Posso usar comercialmente uma obra em domínio público?
Sim, em regra. Depois que o prazo de proteção patrimonial termina, qualquer pessoa pode reproduzir, adaptar e explorar economicamente a obra sem pedir autorização nem pagar direitos autorais. Mas domínio público não é sinônimo de ausência total de regras: dois deveres específicos continuam de pé, e ignorá-los pode gerar problema mesmo sem violação de direito patrimonial.
O que muda quando a obra entra em domínio público
Encerrado o prazo do art. 41 ou das regras específicas dos arts. 43 e 44, a exploração econômica deixa de depender de autorização do autor ou de seus sucessores.

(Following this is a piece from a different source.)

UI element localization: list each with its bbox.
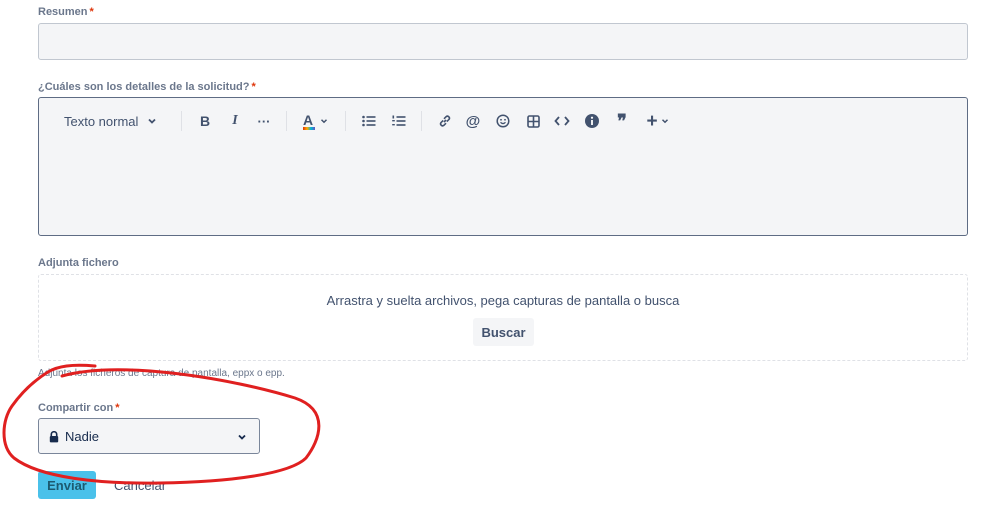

Uma editora pode publicar uma nova tradução de um romance clássico, um estúdio pode adaptar uma peça teatral antiga para cinema, e nenhum dos dois precisa negociar direitos patrimoniais com ninguém, porque eles simplesmente não existem mais.
O que o § 2º do art. 24 preserva mesmo sem herdeiros
O § 2º do art. 24 atribui ao Estado a defesa da integridade e da autoria da obra caída em domínio público. Isso significa que, mesmo sem direitos patrimoniais em jogo, não é livre distorcer a obra de forma a comprometer sua identidade original ou atribuí-la a outra pessoa. Publicar um clássico sob outro nome de autor, por exemplo, continua sendo problema, mesmo que a obra em si já esteja livre de royalties.
O art. 45 e as obras que nunca tiveram titular definido
Além das obras cujo prazo terminou, o art. 45 coloca em domínio público as obras de autores falecidos sem sucessores e as de autor desconhecido. Essa entrada não depende de aguardar os 70 anos na primeira hipótese. A lei ressalva a proteção dos conhecimentos étnicos e tradicionais, que não podem ser tratados como material livre apenas porque não há autor individual identificado.
Um exemplo de uso responsável
Uma pequena editora quer relançar um romance de 1920 cujo autor morreu sem herdeiros conhecidos e cujo prazo já expirou. Ela pode imprimir, distribuir e vender a nova edição sem pagar direitos autorais, mas precisa manter o nome correto do autor na capa e evitar alterações que descaracterizem a obra a ponto de ofender sua integridade, sob pena de responder por essa distorção mesmo sem violar direito patrimonial nenhum.